At this concert, the Iceland Symphony presents two key 20th-century works and introduces a recent prize-winning composition that has been a worldwide triumph. Sergei Prokofiev wrote his Symphony no. 5 in a single month in summer 1944, when World War II was still raging. This lush and powerful work has long ranked among the composer’s most popular. Debussy’s lyrical symphonic poem Prelude to the Afternoon of a Faun strikes an entirely different tone. The colourful music in this watershed work is inspired by a poem about the dreams and desires of a faun in the heat of the afternoon.

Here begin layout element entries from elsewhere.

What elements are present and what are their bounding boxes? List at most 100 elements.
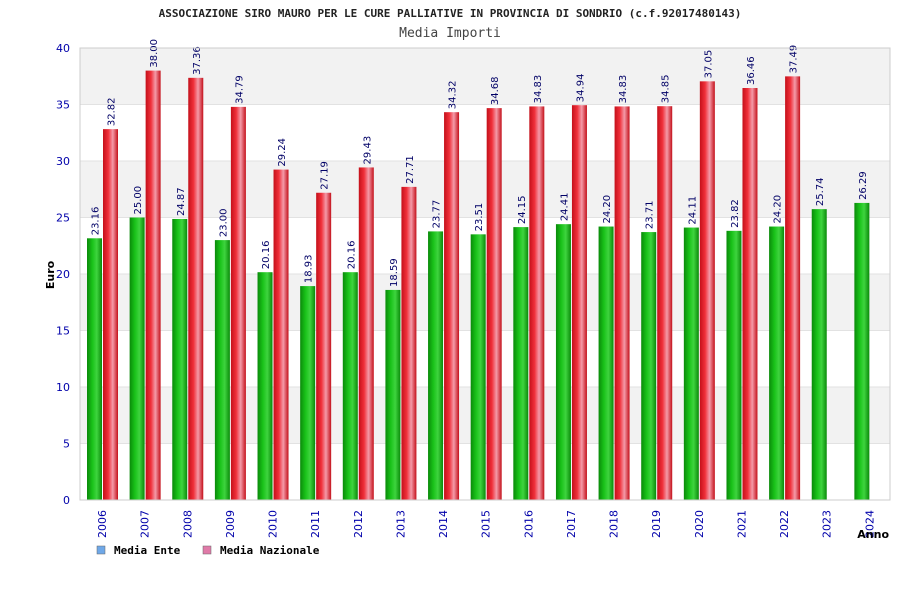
value-label-media-nazionale: 34.32	[448, 81, 459, 110]
bar-media-nazionale	[529, 106, 545, 501]
value-label-media-nazionale: 34.79	[234, 75, 245, 104]
bar-media-ente	[726, 230, 742, 501]
value-label-media-ente: 24.20	[602, 195, 613, 224]
chart-title: ASSOCIAZIONE SIRO MAURO PER LE CURE PALL…	[159, 7, 742, 20]
bar-media-nazionale	[273, 169, 289, 500]
value-label-media-nazionale: 37.36	[192, 46, 203, 75]
bar-media-ente	[641, 232, 657, 500]
bar-media-nazionale	[486, 108, 502, 500]
bar-media-nazionale	[742, 88, 758, 500]
bar-media-ente	[470, 234, 486, 500]
bar-media-ente	[683, 227, 699, 500]
x-tick-label: 2024	[863, 510, 876, 538]
value-label-media-ente: 26.29	[858, 171, 869, 200]
x-tick-label: 2015	[480, 510, 493, 538]
y-tick-label: 40	[56, 42, 70, 55]
x-tick-label: 2023	[821, 510, 834, 538]
bar-media-ente	[555, 224, 571, 501]
bar-media-ente	[428, 231, 444, 501]
y-tick-label: 20	[56, 268, 70, 281]
bar-media-nazionale	[785, 76, 801, 500]
value-label-media-nazionale: 37.05	[703, 50, 714, 79]
value-label-media-ente: 23.71	[645, 200, 656, 229]
value-label-media-nazionale: 38.00	[149, 39, 160, 68]
bar-media-ente	[214, 240, 230, 500]
bar-media-ente	[300, 286, 316, 500]
value-label-media-nazionale: 34.94	[575, 74, 586, 103]
bar-media-nazionale	[571, 105, 587, 500]
bar-media-nazionale	[699, 81, 715, 501]
bar-media-nazionale	[401, 186, 417, 500]
y-tick-label: 15	[56, 325, 70, 338]
value-label-media-ente: 25.74	[815, 177, 826, 206]
bar-media-nazionale	[316, 192, 332, 501]
x-tick-label: 2022	[778, 510, 791, 538]
bar-media-nazionale	[444, 112, 460, 501]
value-label-media-ente: 24.15	[517, 195, 528, 224]
legend-label: Media Nazionale	[220, 544, 320, 557]
plot-border	[79, 47, 891, 501]
bar-media-ente	[598, 226, 614, 501]
bar-media-nazionale	[145, 70, 161, 500]
y-tick-label: 35	[56, 99, 70, 112]
value-label-media-ente: 24.11	[687, 196, 698, 225]
bar-media-ente	[769, 226, 785, 501]
value-label-media-nazionale: 29.43	[362, 136, 373, 165]
x-tick-label: 2008	[181, 510, 194, 538]
x-tick-label: 2020	[693, 510, 706, 538]
y-tick-label: 10	[56, 381, 70, 394]
y-tick-label: 5	[63, 438, 70, 451]
value-label-media-nazionale: 34.85	[661, 75, 672, 104]
x-tick-label: 2012	[352, 510, 365, 538]
y-tick-label: 0	[63, 494, 70, 507]
bar-media-nazionale	[103, 129, 118, 500]
x-tick-label: 2014	[437, 510, 450, 538]
bar-media-ente	[87, 238, 102, 501]
legend: Media Ente Media Nazionale	[96, 544, 320, 557]
x-tick-label: 2007	[139, 510, 152, 538]
x-tick-label: 2009	[224, 510, 237, 538]
value-label-media-ente: 18.93	[304, 254, 315, 283]
value-label-media-ente: 20.16	[346, 241, 357, 270]
bars: 23.16 32.82 25.00 38.00 24.87 37.36 23.00 34.79…	[87, 39, 870, 501]
bar-media-nazionale	[230, 106, 246, 501]
bar-media-ente	[854, 202, 870, 500]
value-label-media-ente: 25.00	[133, 186, 144, 215]
x-tick-label: 2019	[650, 510, 663, 538]
x-tick-label: 2021	[735, 510, 748, 538]
value-label-media-ente: 23.82	[730, 199, 741, 228]
x-tick-label: 2017	[565, 510, 578, 538]
bar-media-ente	[342, 272, 358, 500]
x-tick-label: 2018	[608, 510, 621, 538]
x-tick-label: 2011	[309, 510, 322, 538]
value-label-media-nazionale: 36.46	[746, 56, 757, 85]
bar-media-ente	[811, 209, 827, 500]
value-label-media-ente: 23.51	[474, 203, 485, 232]
bar-media-ente	[385, 289, 401, 500]
legend-label: Media Ente	[114, 544, 181, 557]
chart-subtitle: Media Importi	[399, 26, 501, 41]
bar-media-ente	[257, 272, 273, 500]
value-label-media-ente: 24.20	[773, 195, 784, 224]
value-label-media-ente: 18.59	[389, 258, 400, 287]
bar-media-ente	[513, 227, 529, 501]
y-tick-label: 25	[56, 212, 70, 225]
value-label-media-ente: 24.87	[176, 187, 187, 216]
y-axis-title: Euro	[44, 260, 57, 289]
value-label-media-ente: 23.00	[218, 208, 229, 237]
legend-swatch	[96, 545, 106, 555]
bar-media-nazionale	[188, 77, 204, 500]
x-tick-label: 2016	[522, 510, 535, 538]
value-label-media-nazionale: 34.68	[490, 76, 501, 105]
x-tick-label: 2013	[394, 510, 407, 538]
bar-media-nazionale	[614, 106, 630, 501]
value-label-media-nazionale: 34.83	[533, 75, 544, 104]
value-label-media-nazionale: 29.24	[277, 138, 288, 167]
axes: 0 5 10 15 20 25 30 35 40 2006 2007 2008 2009 2010 2011…	[56, 42, 891, 538]
bar-media-nazionale	[358, 167, 374, 501]
value-label-media-ente: 23.77	[432, 200, 443, 229]
value-label-media-nazionale: 37.49	[789, 45, 800, 74]
value-label-media-ente: 23.16	[91, 207, 102, 236]
value-label-media-ente: 20.16	[261, 241, 272, 270]
value-label-media-ente: 24.41	[559, 193, 570, 222]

Jennifer Higdon ranks among today’s foremost American composers. In 2010 she won the coveted Pulitzer Prize for her Violin Concerto, written for Hilary Hahn. The adjudication panel for the Pulitzer called the work “a deeply engaging piece that combines flowing lyricism with dazzling virtuosity.” The critic from Gramophone magazine agreed, calling it “an attractive, colourful work”. This is the Icelandic premiere of Higdon’s inventive and imaginative concerto.
Both conductor and soloist are young Americans with a bright future. Violinist Benjamin Beilman, a former student of German virtuoso Christian Tetzlaff, is now travelling the world over with his 1709 Stradivarius in tow. His first CD got rave reviews, with critics from The New York Times and The Strad enthusiastically praising his exciting playing and dreamy lyricism.
In recent years, Roderick Cox has served as Associate Conductor of the Minnesota Orchestra, where Osmo Vänskä is Chief Conductor. The recipient of the 2018 Georg Solti Award for young conductors, Cox has drawn considerable attention for his vitality and precise conducting style.